Lilith Writers Make News

Alice Sparberg Alexiou, a Lilith contributing editor, has just published Jane Jacobs: Urban Visionary, exploring the life and work of the self-taught urban theorist, whose trailblazing Death and Life of Great American Cities (Rutgers University Press, 2006) has been a classic for over four decades. Jacobs died in April, a few months before the book’s U.S. publication.

Tamara Fishman, a former Lilith intern who’s now a singer/songwriter, has just released a new CD, “The Hunger and the Silence,” on which she sings, plays the guitar and waxes poetic.

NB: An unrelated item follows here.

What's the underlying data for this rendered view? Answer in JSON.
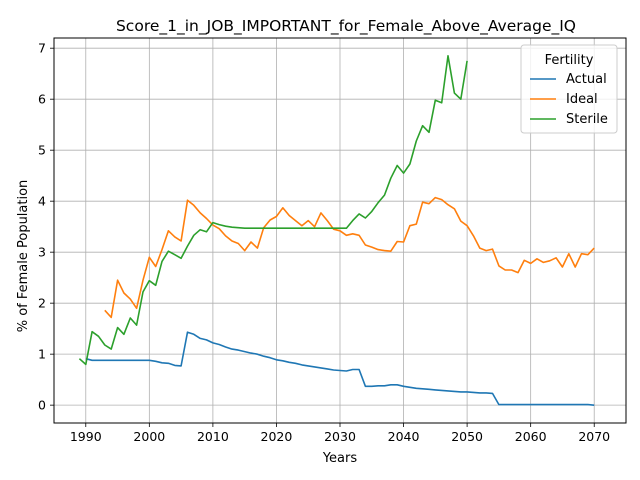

Her appealing mix of folk, soul and blues was described as “classic” and “timeless” by East-Village.com and she was one of the Spring Artists-in- Residence at the Makor/Steinhardt Center of the 92nd Street Y. Find out more at www.tamarubi.com.

Lilith fiction editor Yona Zeldis McDonough has won the Once Upon a World Children’s Book Award for The Doll with the Yellow Star (Henry Holt, 2005). Created by the Simon Wiesenthal Center, the prize is awarded to children’s books “which deal with issues of tolerance, diversity, human understanding and social justice, thus inspiring a young reader to promote positive change in the world.”

The Doll with the Yellow Star is the story of eight-year-old Claudine and her beloved doll, Violette. The inspiration for the book, McDonough says, was a Lilith article by Susan Schnur, “Badges of Shame” (Fall 1989), based on interviews with the real-life Claudine, Trudie Strobel. McDonough’s book is dedicated to Schnur.

Shirim: A Jewish Poetry Journal, focused a recent issue on the poetry of Myra Sklarew, former Lilith poetry editor and judge of Lilith’s 2006 Charlotte Newberger Poetry Competition. Shirim editor Marc Dworkin writes that these poems “inform us how necessary it is…to live through the eyes of those who have come before”.